En ce qui concerne, ensuite, la crainte de Monsieur … d’être arrêté par les autorités ukrainiennes en raison du fait qu’une enquête qui aurait été ouverte à son encontre et au regard de sa convocation devant la justice ukrainienne pour des faits de désordres de masse, de propagande d’informations et pour avoir initié des désordres publics l’exposant à une peine d’emprisonnement pouvant aller jusqu’à huit ans, il échet de relever, indépendamment du caractère condamnable du comportement des membres des forces de l’ordre ayant procédé, d’après les déclarations du père et du frère de Monsieur …, à des perquisitions illégales, ainsi qu’à l’agression du père du demandeur, que le simple fait de faire l’objet d’une enquête et de risquer de devoir comparaître devant la justice, ne saurait fonder une demande de protection internationale que s’il ressort sans équivoque des déclarations de l’intéressé, respectivement des pièces soumises à l’appréciation du tribunal qu’une telle enquête est partiale et arbitraire, que ses droits de la défense ne sont pas respectés et qu’il risque, suite à un procès non équitable, une condamnation à une peine manifestement disproportionnée et contraire à l’article 3 de la Convention européenne de sauvegarde des droits de l’Homme et des Libertés fondamentales, ci-après désignée par « la CEDH », étant encore rappelé que le seul fait de ne pas vouloir purger une peine d’emprisonnement ne saurait justifier l’octroi du statut de réfugié3. Or, force est de constater, qu’il ne se dégage pas de l’instruction du dossier ni des pièces versées à l’appréciation du tribunal, pièces ayant d’ailleurs toutes trait à la situation telle qu’elle s’est présentée en Ukraine en 2016 voire avant, ni d’ailleurs des déclarations des demandeurs, que Monsieur … risque, en cas de retour en Ukraine, une peine d’emprisonnement effective contraire à l’article 3 de la CEDH, suite à une enquête et un procès ayant violé ses droits de défense.

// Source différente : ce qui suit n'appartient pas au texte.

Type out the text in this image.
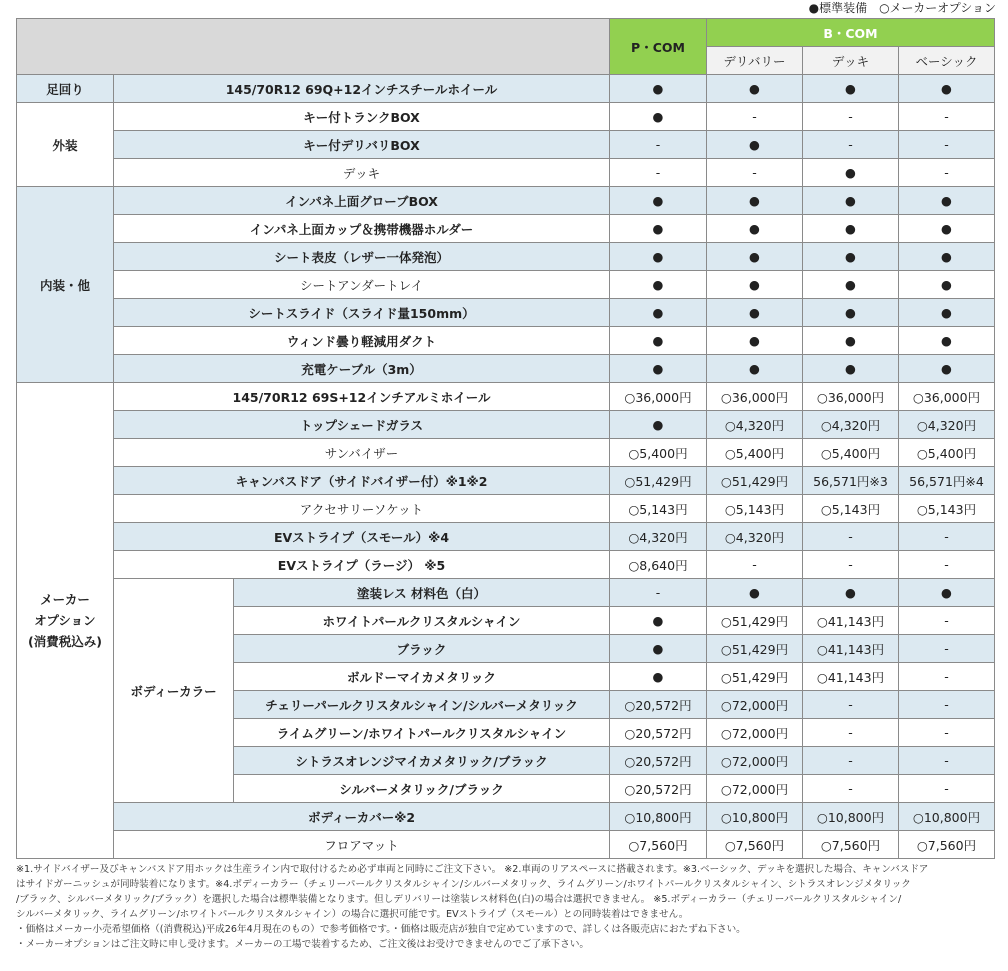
●標準装備　○メーカーオプション
			P・COM	B・COM		
				デリバリー	デッキ	ベーシック
足回り	145/70R12 69Q+12インチスチールホイール		●	●	●	●
外装	キー付トランクBOX		●	-	-	-
	キー付デリバリBOX		-	●	-	-
	デッキ		-	-	●	-
内装・他	インパネ上面グローブBOX		●	●	●	●
	インパネ上面カップ＆携帯機器ホルダー		●	●	●	●
	シート表皮（レザー一体発泡）		●	●	●	●
	シートアンダートレイ		●	●	●	●
	シートスライド（スライド量150mm）		●	●	●	●
	ウィンド曇り軽減用ダクト		●	●	●	●
	充電ケーブル（3m）		●	●	●	●

メーカー
オプション
(消費税込み)	145/70R12 69S+12インチアルミホイール		○36,000円	○36,000円	○36,000円	○36,000円
	トップシェードガラス		●	○4,320円	○4,320円	○4,320円
	サンバイザー		○5,400円	○5,400円	○5,400円	○5,400円
	キャンバスドア（サイドバイザー付）※1※2		○51,429円	○51,429円	56,571円※3	56,571円※4
	アクセサリーソケット		○5,143円	○5,143円	○5,143円	○5,143円
	EVストライプ（スモール）※4		○4,320円	○4,320円	-	-
	EVストライプ（ラージ） ※5		○8,640円	-	-	-
	ボディーカラー	塗装レス 材料色（白）	-	●	●	●
		ホワイトパールクリスタルシャイン	●	○51,429円	○41,143円	-
		ブラック	●	○51,429円	○41,143円	-
		ボルドーマイカメタリック	●	○51,429円	○41,143円	-
		チェリーパールクリスタルシャイン/シルバーメタリック	○20,572円	○72,000円	-	-
		ライムグリーン/ホワイトパールクリスタルシャイン	○20,572円	○72,000円	-	-
		シトラスオレンジマイカメタリック/ブラック	○20,572円	○72,000円	-	-
		シルバーメタリック/ブラック	○20,572円	○72,000円	-	-
	ボディーカバー※2		○10,800円	○10,800円	○10,800円	○10,800円
	フロアマット		○7,560円	○7,560円	○7,560円	○7,560円
※1.サイドバイザー及びキャンバスドア用ホックは生産ライン内で取付けるため必ず車両と同時にご注文下さい。 ※2.車両のリアスペースに搭載されます。※3.ベーシック、デッキを選択した場合、キャンバスドア
はサイドガーニッシュが同時装着になります。※4.ボディーカラー（チェリーパールクリスタルシャイン/シルバーメタリック、ライムグリーン/ホワイトパールクリスタルシャイン、シトラスオレンジメタリック
/ブラック、シルバーメタリック/ブラック）を選択した場合は標準装備となります。但しデリバリーは塗装レス材料色(白)の場合は選択できません。 ※5.ボディーカラー（チェリーパールクリスタルシャイン/
シルバーメタリック、ライムグリーン/ホワイトパールクリスタルシャイン）の場合に選択可能です。EVストライプ（スモール）との同時装着はできません。
・価格はメーカー小売希望価格（(消費税込)平成26年4月現在のもの）で参考価格です。・価格は販売店が独自で定めていますので、詳しくは各販売店におたずね下さい。
・メーカーオプションはご注文時に申し受けます。メーカーの工場で装着するため、ご注文後はお受けできませんのでご了承下さい。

En ce qui concerne ensuite la crainte alléguée de Monsieur … d’être mobilisé pour le conflit par les autorités ukrainiennes, il convient de noter à l’instar de la partie étatique, rapports internationaux à l’appui, que Monsieur …, qui a déclaré avoir d’ores et déjà été considéré antérieurement comme étant inapte pour effectuer son service militaire, que si le président ukrainien avait certes pris plusieurs décrets de mobilisation en 2014 et 2015, cette mobilisation partielle n’a, à chaque fois, eu lieu que sur une période de 45 jours, périodes largement révolues. Par ailleurs, il ressort des explications de la partie étatique, pièces à l’appui, que les autorités ukrainiennes n’envisagent pas de nouvelles vagues de mobilisations et que le président ukrainien a précisé en mars 2017 que plus aucun soldat mobilisé ne se retrouverait au front de la zone de conflit, dès lors que les forces armées ukrainiennes seraient entièrement composées de volontaires et de soldats contractuels.
3 Trib. adm. 5 novembre 2011, n°13072 du rôle, Pas. adm. 2017, V° Etrangers, n°156 et l’autre référence y citée.
La crainte de Monsieur … d’être mobilisé par les autorités ukrainiennes et de devoir combattre à « un des endroits les plus conflictuels du front » est dès lors purement hypothétique, étant encore précisé qu’en tout état de cause, l’insoumission ne constitue pas, à elle seule, un motif valable de reconnaissance du statut de la protection internationale4.
Il suit de l’ensemble des considérations qui précèdent que le ministre doit en l’espèce être suivi dans son appréciation selon laquelle il n’y a pas lieu d’accorder le statut de réfugié aux demandeurs puisqu’ils pourraient bénéficier d’une possibilité de fuite interne en Ukraine, eu égard à leur situation personnelle et aux conditions qui prévalent à Kiev, respectivement à Odessa. C’est donc à bon droit que le ministre a refusé d’accorder le statut de réfugié aux consorts ….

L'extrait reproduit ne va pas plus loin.